A Relapse in Humanity

Josh Hamilton is invincible.

Or at least that is the message that is being sent to him by the arbitrator that broke the 2-2 tie amongst the members of the four person treatment board of MLB’s joint drug program, deciding that Hamilton cannot be punished for his self-admitted alcohol and cocaine relapse during the off season.


I disagree with this decision on so many levels.

Once again, my first thought was “Haha, Angels fans, you don’t get bailed out on any of that contract!  Enjoy”.  But once again, the human element took over.

What kind of message does this send to other players? Does this open the door for players to begin using drugs as long as they admit it before they fail a test?  Does this provide some great loophole, provided by the player’s union that provides these athletes with a reusable get out of jail free card?

What kind of message does this send to young fans?  That it is ok to use drugs as long as you have the money to have someone stand up for you, only concerned with the amount of money that could be lost during a suspension?

And most of all, what kind of message does this send to Josh Hamilton himself?

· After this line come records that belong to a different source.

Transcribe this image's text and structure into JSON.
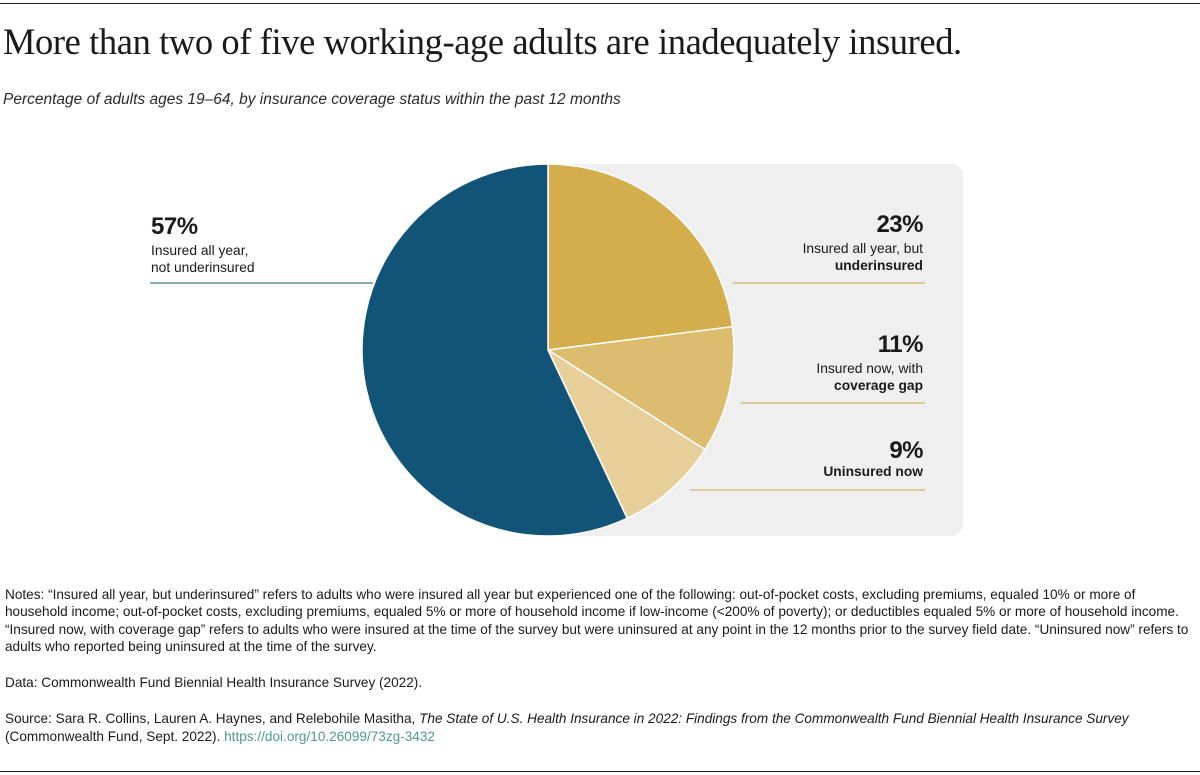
{
  "title": "More than two of five working-age adults are inadequately insured.",
  "subtitle": "Percentage of adults ages 19–64, by insurance coverage status within the past 12 months",
  "chart_data": {
    "type": "pie",
    "title": "More than two of five working-age adults are inadequately insured.",
    "subtitle": "Percentage of adults ages 19–64, by insurance coverage status within the past 12 months",
    "slices": [
      {
        "label_line1": "Insured all year, but",
        "label_line2": "underinsured",
        "value": 23,
        "display": "23%",
        "color": "#d4ad4c"
      },
      {
        "label_line1": "Insured now, with",
        "label_line2": "coverage gap",
        "value": 11,
        "display": "11%",
        "color": "#dcbd70"
      },
      {
        "label_line1": "",
        "label_line2": "Uninsured now",
        "value": 9,
        "display": "9%",
        "color": "#e6cf98"
      },
      {
        "label_line1": "Insured all year,",
        "label_line2": "not underinsured",
        "value": 57,
        "display": "57%",
        "color": "#125478"
      }
    ],
    "start_angle": "12 o'clock, clockwise",
    "legend": "none (direct labels)"
  },
  "colors": {
    "panel_background": "#efefef",
    "leader_line_gold": "#c9a33f",
    "leader_line_navy": "#125478",
    "link": "#4e9a8e"
  },
  "notes": {
    "notes_text": "Notes: “Insured all year, but underinsured” refers to adults who were insured all year but experienced one of the following: out-of-pocket costs, excluding premiums, equaled 10% or more of household income; out-of-pocket costs, excluding premiums, equaled 5% or more of household income if low-income (<200% of poverty); or deductibles equaled 5% or more of household income. “Insured now, with coverage gap” refers to adults who were insured at the time of the survey but were uninsured at any point in the 12 months prior to the survey field date. “Uninsured now” refers to adults who reported being uninsured at the time of the survey.",
    "data_text": "Data: Commonwealth Fund Biennial Health Insurance Survey (2022).",
    "source_prefix": "Source: Sara R. Collins, Lauren A. Haynes, and Relebohile Masitha, ",
    "source_title": "The State of U.S. Health Insurance in 2022: Findings from the Commonwealth Fund Biennial Health Insurance Survey",
    "source_suffix": " (Commonwealth Fund, Sept. 2022). ",
    "source_link": "https://doi.org/10.26099/73zg-3432"
  }
}
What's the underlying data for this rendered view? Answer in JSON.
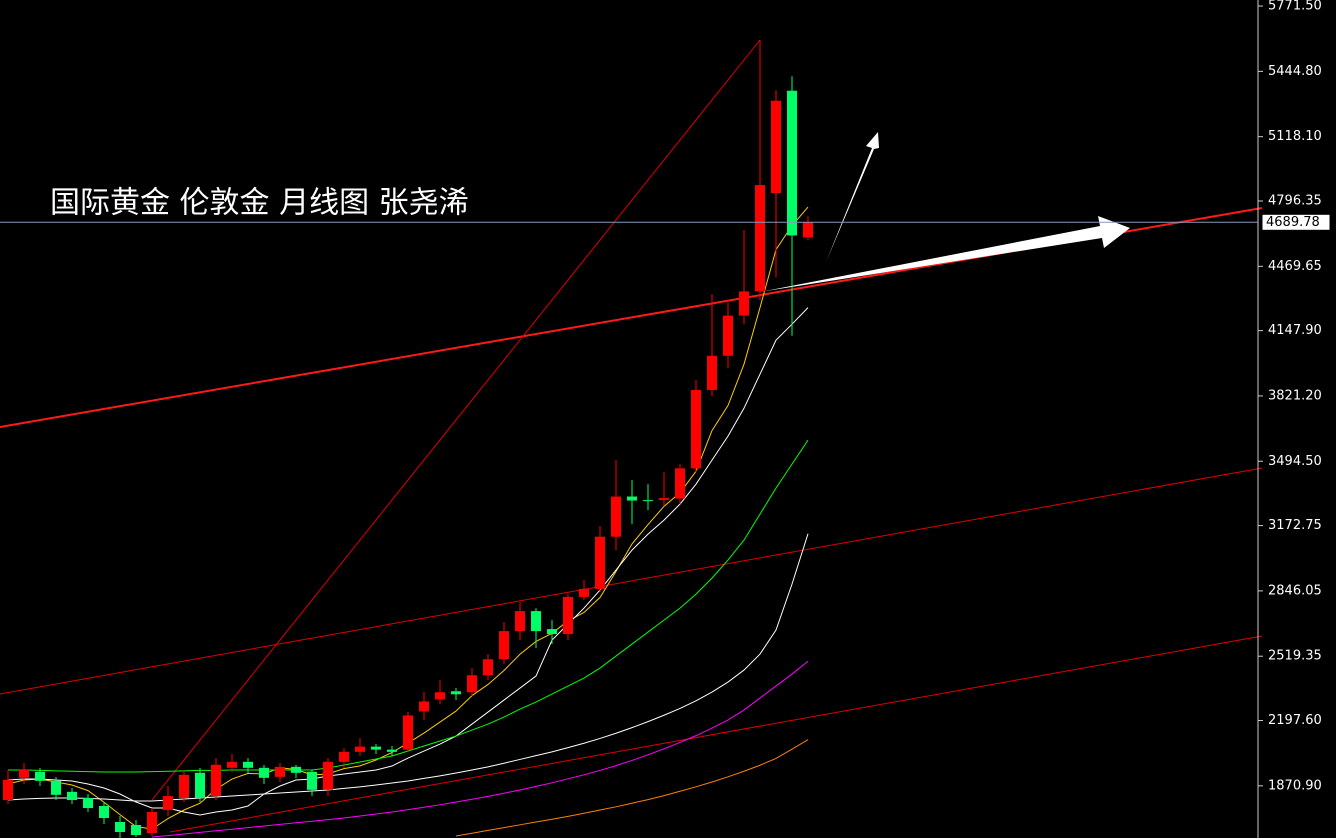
{
  "chart_data": {
    "type": "candlestick",
    "title": "国际黄金 伦敦金  月线图 张尧浠",
    "up_color": "#ff0000",
    "down_color": "#00ff66",
    "ylim": [
      1610,
      5801.7
    ],
    "yticks": [
      {
        "value": 5771.5,
        "label": "5771.50"
      },
      {
        "value": 5444.8,
        "label": "5444.80"
      },
      {
        "value": 5118.1,
        "label": "5118.10"
      },
      {
        "value": 4796.35,
        "label": "4796.35"
      },
      {
        "value": 4469.65,
        "label": "4469.65"
      },
      {
        "value": 4147.9,
        "label": "4147.90"
      },
      {
        "value": 3821.2,
        "label": "3821.20"
      },
      {
        "value": 3494.5,
        "label": "3494.50"
      },
      {
        "value": 3172.75,
        "label": "3172.75"
      },
      {
        "value": 2846.05,
        "label": "2846.05"
      },
      {
        "value": 2519.35,
        "label": "2519.35"
      },
      {
        "value": 2197.6,
        "label": "2197.60"
      },
      {
        "value": 1870.9,
        "label": "1870.90"
      }
    ],
    "last_price": 4689.78,
    "open": [
      1800,
      1911,
      1941,
      1896,
      1841,
      1810,
      1770,
      1690,
      1675,
      1635,
      1750,
      1810,
      1936,
      1820,
      1961,
      1991,
      1961,
      1916,
      1966,
      1941,
      1851,
      1991,
      2041,
      2067,
      2052,
      2052,
      2243,
      2303,
      2344,
      2339,
      2424,
      2504,
      2645,
      2745,
      2655,
      2630,
      2816,
      2856,
      3117,
      3318,
      3300,
      3300,
      3308,
      3459,
      3851,
      4022,
      4223,
      4344,
      4836,
      5348,
      4614
    ],
    "high": [
      1950,
      1985,
      1960,
      1915,
      1860,
      1830,
      1790,
      1720,
      1700,
      1760,
      1870,
      1950,
      1960,
      2010,
      2030,
      2010,
      1975,
      1985,
      1975,
      1950,
      2010,
      2060,
      2110,
      2080,
      2070,
      2240,
      2340,
      2400,
      2360,
      2460,
      2530,
      2690,
      2790,
      2760,
      2700,
      2830,
      2900,
      3170,
      3500,
      3400,
      3380,
      3440,
      3480,
      3900,
      4330,
      4290,
      4650,
      5601,
      5350,
      5420,
      4720
    ],
    "low": [
      1780,
      1880,
      1870,
      1800,
      1780,
      1740,
      1680,
      1610,
      1615,
      1620,
      1720,
      1790,
      1790,
      1800,
      1940,
      1930,
      1880,
      1890,
      1910,
      1820,
      1820,
      1960,
      2020,
      2030,
      2020,
      2040,
      2200,
      2280,
      2300,
      2320,
      2400,
      2480,
      2600,
      2560,
      2580,
      2600,
      2800,
      2840,
      3050,
      3180,
      3250,
      3270,
      3280,
      3440,
      3820,
      3960,
      4180,
      4300,
      4414,
      4122,
      4600
    ],
    "close": [
      1901,
      1951,
      1896,
      1826,
      1800,
      1760,
      1710,
      1640,
      1625,
      1740,
      1820,
      1926,
      1810,
      1976,
      1991,
      1961,
      1911,
      1966,
      1936,
      1851,
      1991,
      2041,
      2067,
      2052,
      2041,
      2223,
      2293,
      2339,
      2329,
      2424,
      2504,
      2645,
      2745,
      2645,
      2630,
      2816,
      2856,
      3117,
      3318,
      3298,
      3298,
      3310,
      3459,
      3851,
      4022,
      4223,
      4344,
      4876,
      5298,
      4624,
      4689.78
    ],
    "series": [
      {
        "color": "#ffcc00",
        "values": [
          1880,
          1900,
          1905,
          1890,
          1875,
          1847,
          1789,
          1727,
          1667,
          1655,
          1707,
          1750,
          1784,
          1854,
          1905,
          1933,
          1930,
          1961,
          1953,
          1925,
          1931,
          1957,
          1971,
          2000,
          2038,
          2085,
          2135,
          2190,
          2245,
          2322,
          2378,
          2448,
          2529,
          2593,
          2634,
          2696,
          2738,
          2813,
          2943,
          3081,
          3178,
          3269,
          3337,
          3444,
          3648,
          3773,
          3980,
          4263,
          4553,
          4673,
          4766
        ]
      },
      {
        "color": "#ffffff",
        "values": [
          1900,
          1905,
          1905,
          1900,
          1895,
          1880,
          1860,
          1830,
          1790,
          1760,
          1760,
          1740,
          1725,
          1740,
          1750,
          1770,
          1830,
          1870,
          1900,
          1905,
          1920,
          1930,
          1940,
          1950,
          1970,
          2010,
          2045,
          2080,
          2120,
          2180,
          2240,
          2300,
          2360,
          2420,
          2600,
          2680,
          2760,
          2850,
          2950,
          3050,
          3130,
          3200,
          3280,
          3380,
          3500,
          3620,
          3760,
          3930,
          4100,
          4180,
          4263
        ]
      },
      {
        "color": "#00ff00",
        "values": [
          1950,
          1950,
          1948,
          1946,
          1944,
          1942,
          1940,
          1940,
          1940,
          1942,
          1944,
          1946,
          1948,
          1948,
          1950,
          1950,
          1950,
          1950,
          1950,
          1950,
          1960,
          1975,
          1990,
          2005,
          2020,
          2045,
          2070,
          2095,
          2120,
          2150,
          2180,
          2215,
          2255,
          2290,
          2330,
          2370,
          2410,
          2460,
          2520,
          2580,
          2640,
          2700,
          2760,
          2830,
          2910,
          3000,
          3100,
          3230,
          3360,
          3480,
          3600
        ]
      },
      {
        "color": "#ffffff",
        "values": [
          1800,
          1805,
          1808,
          1810,
          1810,
          1808,
          1805,
          1800,
          1795,
          1795,
          1800,
          1805,
          1810,
          1815,
          1820,
          1825,
          1830,
          1835,
          1840,
          1845,
          1850,
          1858,
          1866,
          1875,
          1885,
          1895,
          1908,
          1921,
          1935,
          1950,
          1966,
          1984,
          2003,
          2022,
          2041,
          2062,
          2084,
          2108,
          2134,
          2162,
          2192,
          2224,
          2258,
          2296,
          2340,
          2390,
          2450,
          2530,
          2650,
          2880,
          3132
        ]
      },
      {
        "color": "#ff00ff",
        "values": [
          null,
          null,
          null,
          null,
          null,
          null,
          null,
          null,
          null,
          1615,
          1622,
          1630,
          1638,
          1646,
          1654,
          1662,
          1670,
          1678,
          1686,
          1694,
          1702,
          1710,
          1720,
          1730,
          1740,
          1752,
          1764,
          1776,
          1790,
          1804,
          1818,
          1834,
          1850,
          1868,
          1886,
          1906,
          1926,
          1948,
          1972,
          1998,
          2026,
          2056,
          2088,
          2122,
          2160,
          2200,
          2250,
          2310,
          2370,
          2430,
          2494
        ]
      },
      {
        "color": "#ff8000",
        "values": [
          null,
          null,
          null,
          null,
          null,
          null,
          null,
          null,
          null,
          null,
          null,
          null,
          null,
          null,
          null,
          null,
          null,
          null,
          null,
          null,
          null,
          null,
          null,
          null,
          null,
          null,
          null,
          null,
          1620,
          1634,
          1648,
          1662,
          1676,
          1690,
          1704,
          1718,
          1734,
          1750,
          1766,
          1784,
          1802,
          1822,
          1844,
          1866,
          1890,
          1916,
          1944,
          1974,
          2008,
          2054,
          2102
        ]
      }
    ]
  }
}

Most addicts, especially those on cocaine, enjoy the false sense of invincibility, strength, and vigor the drug gives them.  They long for that feeling; knowing that this false sense of control will return the next time they snort a line.

This arbitrator just increased that feeling exponentially.

The message is disgusting.

As players have recently come out of the woodwork to condemn the use of performance enhancing drugs, speaking out against those who have used them, the use of illicit drugs and narcotics has remained taboo.  People knew of players using them, people remember damage to the career of Daryl Strawberry, the loss of Len Bias, the death of Ken Caminiti.  Players understand the dangers of these drugs, but don’t show the emotional response to their use as the do to PED’s. 

Why is this? 

Money.  Cold, hard, cash.  The almighty dollar.

Players speak out against those who may be dominating statistically due to PED’s, thus driving up their market value.  As the enhanced players make more money, there is less to fill the coffers of the clean players.  It is not about the unspoken brotherhood amongst players, it’s about that next contract and the amount of zeroes at the end of the number.

Same goes for teams.  In the Dallas area, everyone recently witnessed the Cowboys pretending to take the moral high ground and dissecting Dez Bryant’s character while not offering him a long term deal, only to turn around and sign Greg Hardy, who clearly has a poor character and committed disgusting acts less than a year ago. 

Dallas was putting on a show with Bryant.  It was never about his character, it was all about how much they could drive down his market value.

Money.  Cold, hard cash.  The almighty dollar.

So what does this have to do with the Josh Hamilton story and why am I rambling about football? Glad you asked.

The Josh Hamilton decision and reaction have nothing to do with drug testing, loopholes, or a moral precedent by the MLB, but it has everything to do with money.  The Players Union has too much to lose by Hamilton being suspended, the Angels have too much to lose by him not being suspended.

Arte Moreno, the owner of the Los Angeles Angels, knew exactly who Josh Hamilton was when they made the contract offer.  He knew of his issues, he knew of his problems, he knew of his addiction.  They embraced Josh, publicly stating that they would continue to provide support to Hamilton to prevent those struggles from returning. 

In his official statement, Angels general manager Jerry Dipoto said “The Angels have serious concerns about Josh’s conduct, health, and behavior and we are disappointed that he has broken an important commitment which he made to himself, his family, his teammates and our fans”. 

What exactly are those concerns?  Does any of this sound like concern for an individual, for a long-term investment, or for a human being?

Of course not.  The Angels only want to recoup their money. 

What message does this send to Hamilton?  How does an addict take all of this?

Addicts need support.  They need consequences.  They need to be provided with reasons to better themselves.  They need to be provided with hope. This decision, and the reaction by the Angels, provides none of that. 

Hamilton has received the message that he can do what he wants without being punished.  He has been told by the Angels that he is nothing more than a dollar sign.  Where does he go from here?  How does he right the ship?

Josh Hamilton needs support.  He needs to know he matters.  He needs to know that he just can’t do what he wants.

If these things are not provided, then expect another relapse.  I hope for the opposite, but that is the sad reality of the situation. 

MLB, Angels’ corporate, Angels’ teammates:  someone step up.  He can’t do this alone.